Scotland, which was expected to experience gusts of up to 100mph overnight and suffer continuing snowdrifts in areas such as the Grampian region, has been worst hit. Widespread flooding blocked roads in areas such as Renfrew, where the River Clyde burst its banks.

Police, coastguards and an RAF helicopter yesterday searched for a diver who went missing in Loch Long, Argyll. The body of a canoeist who went missing on Saturday was found on the shore of Loch Etive, Argyll. She was named as Karen Fretwell, 26, a civil servant from Oban.

South of the border, the search for a potholer who was washed away yesterday at the West Kingsdale Master Cave at Chapel-Le-Dale near Ingleton, North Yorshire, was expected to resume this morning.

The bad weather is being caused by a depression 350 miles off the Scottish coast which is already as deep as the record barometric low recorded by meteorologists in December 1986. The London Weather Centre yesterday forecast that it would deepen further by early today.

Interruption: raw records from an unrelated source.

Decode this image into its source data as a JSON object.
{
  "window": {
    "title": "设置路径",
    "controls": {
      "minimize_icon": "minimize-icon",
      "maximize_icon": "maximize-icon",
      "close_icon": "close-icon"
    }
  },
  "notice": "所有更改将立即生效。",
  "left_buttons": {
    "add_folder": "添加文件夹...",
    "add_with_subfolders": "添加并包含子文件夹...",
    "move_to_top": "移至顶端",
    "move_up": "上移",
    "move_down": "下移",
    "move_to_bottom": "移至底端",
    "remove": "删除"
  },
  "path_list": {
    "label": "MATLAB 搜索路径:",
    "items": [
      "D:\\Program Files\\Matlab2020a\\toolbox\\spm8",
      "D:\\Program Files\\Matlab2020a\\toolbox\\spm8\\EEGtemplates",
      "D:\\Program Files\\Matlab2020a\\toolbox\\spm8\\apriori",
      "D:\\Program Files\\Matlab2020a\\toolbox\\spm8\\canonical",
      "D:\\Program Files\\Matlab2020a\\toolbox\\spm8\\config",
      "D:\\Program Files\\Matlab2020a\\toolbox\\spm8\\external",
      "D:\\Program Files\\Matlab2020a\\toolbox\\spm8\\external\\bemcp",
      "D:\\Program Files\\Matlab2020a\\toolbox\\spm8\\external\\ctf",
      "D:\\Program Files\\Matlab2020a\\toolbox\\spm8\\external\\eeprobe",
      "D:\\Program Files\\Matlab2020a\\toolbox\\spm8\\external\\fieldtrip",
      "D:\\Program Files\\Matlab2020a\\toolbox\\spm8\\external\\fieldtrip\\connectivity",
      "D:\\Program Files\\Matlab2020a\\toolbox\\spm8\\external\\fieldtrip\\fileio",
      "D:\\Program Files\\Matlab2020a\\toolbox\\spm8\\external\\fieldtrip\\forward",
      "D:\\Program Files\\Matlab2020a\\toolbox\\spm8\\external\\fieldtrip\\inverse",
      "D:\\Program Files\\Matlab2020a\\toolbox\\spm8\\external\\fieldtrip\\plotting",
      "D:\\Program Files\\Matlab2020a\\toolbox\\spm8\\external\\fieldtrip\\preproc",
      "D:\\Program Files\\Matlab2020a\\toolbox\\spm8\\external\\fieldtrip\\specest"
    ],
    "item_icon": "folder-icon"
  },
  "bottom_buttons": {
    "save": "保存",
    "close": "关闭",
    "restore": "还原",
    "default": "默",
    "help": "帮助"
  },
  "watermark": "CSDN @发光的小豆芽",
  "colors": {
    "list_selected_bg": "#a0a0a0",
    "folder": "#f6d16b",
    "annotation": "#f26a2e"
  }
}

Exposed areas in the south, such as Dover in Kent, where gusts of 70mph were recorded, also received a battering. Cross- channel ferries were reported delayed with dozens of lorries jamming roads near south-coast ports. An 800-tonne Dutch freighter carrying coal which ran aground off Minehead seafront yesterday was later refloated and sailed to Newport for inspection.

Floods and fallen trees blocked roads across the country with the South-east, South-west and Wales badly hit. The A40 at Bryn in Gwent, the A350 in Trowbridge, Wiltshire and the A5 in Snowdonia were among the worst affected.

Landslides occured in Devon affecting the A377 and A39. About 70 council staff helped remove fallen trees from roads in the area. The seafronts at Sidmouth and Exmouth were closed as 30ft waves crashed on to promenades. Sandbags were used to bolster sea defences in many west-facing coastal areas. A spokesman for the National Rivers Authority said flooding had been averted in populated areas of Merseyside, Lancashire and Cumbria.

In Wales, following preliminary flood warnings for the Conwy, Dovey and Mawddach rivers, farmers were urged to move livestock to higher ground. Fallen power lines blacked out 3,000 homes in Wiltshire. Hundreds more in Kent and Hampshire were also without electricity.